For many years the prints of London Town

For many years the prints of London Town
Have treated " Jimmie" Whistler as a clown,
While Yankee journals tailed the cockney van
And showed him as a snobbish, vain old man.
He 's all of that; but he is something more,
And years to be his prestige shall restore.
When " Jimmie" sleeps beneath the daisied sod —
In peace, at last, with man if not with God —
Then we 'll forget the " Jimmie" whom we know,
The vulgar " Jimmie," posed for public show,
Who proves in ways at war with wit and art
That workers and their work are things apart.
And we 'll remember Whistler, that clear type
Of clean achievement, serious and ripe;
Of art successes so sustained and true
They tend to boggle Ruskin and his crew
Who yet maintain — as Turner lovers can! —
A painter is, perforce, a gentleman.

'Twas Whistler who, with vision that transcends,
Pressed on serenely where Velasquez ends,
And took the method of the Japanese —
Their shy suggestion and seductive ease —
And shaped for curious Nineteenth-century needs
The colour schemes that only genius breeds.
Their lyricism, perfect yet restrained,
Reveals what goals by reticence are gained.

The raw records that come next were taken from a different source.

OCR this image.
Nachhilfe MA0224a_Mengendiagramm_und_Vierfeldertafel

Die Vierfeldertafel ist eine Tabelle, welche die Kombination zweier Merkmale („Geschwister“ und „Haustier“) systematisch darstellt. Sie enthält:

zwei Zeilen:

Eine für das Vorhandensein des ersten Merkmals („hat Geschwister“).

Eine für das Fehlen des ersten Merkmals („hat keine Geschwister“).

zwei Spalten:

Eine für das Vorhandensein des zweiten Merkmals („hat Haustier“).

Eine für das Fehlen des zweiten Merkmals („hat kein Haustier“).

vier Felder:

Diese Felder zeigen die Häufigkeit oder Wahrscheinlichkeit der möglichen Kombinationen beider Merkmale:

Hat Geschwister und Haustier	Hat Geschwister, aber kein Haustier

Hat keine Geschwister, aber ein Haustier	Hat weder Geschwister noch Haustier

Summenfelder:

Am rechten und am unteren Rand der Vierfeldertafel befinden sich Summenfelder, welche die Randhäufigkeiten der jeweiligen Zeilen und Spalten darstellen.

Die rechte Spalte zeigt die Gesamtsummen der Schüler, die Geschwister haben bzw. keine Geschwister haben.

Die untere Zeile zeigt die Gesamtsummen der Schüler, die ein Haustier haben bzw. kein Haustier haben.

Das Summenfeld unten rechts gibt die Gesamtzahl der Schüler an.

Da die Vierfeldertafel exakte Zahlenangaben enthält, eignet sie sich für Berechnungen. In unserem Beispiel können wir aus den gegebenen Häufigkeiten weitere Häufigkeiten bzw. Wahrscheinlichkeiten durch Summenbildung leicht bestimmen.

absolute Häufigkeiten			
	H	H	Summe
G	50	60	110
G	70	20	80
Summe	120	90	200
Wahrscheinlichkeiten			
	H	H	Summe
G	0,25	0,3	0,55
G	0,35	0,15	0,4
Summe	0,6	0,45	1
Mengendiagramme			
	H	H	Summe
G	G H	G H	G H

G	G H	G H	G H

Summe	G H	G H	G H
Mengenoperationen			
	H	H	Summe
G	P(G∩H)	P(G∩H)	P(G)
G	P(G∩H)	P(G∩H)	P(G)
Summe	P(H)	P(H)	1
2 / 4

His etchings and his lithographs beguile
With strange, mysterious subtleties of style;
They take you to high places where, below,
The wavering lights and shadows come and go.
His portraits have a dignity and grace
Such as the Madrid master loved to trace.
His nocturnes and his symphonies invite
With haunting melodies of liquid light
That will transmit their charms to other days
For other Ruskins to refuse them praise.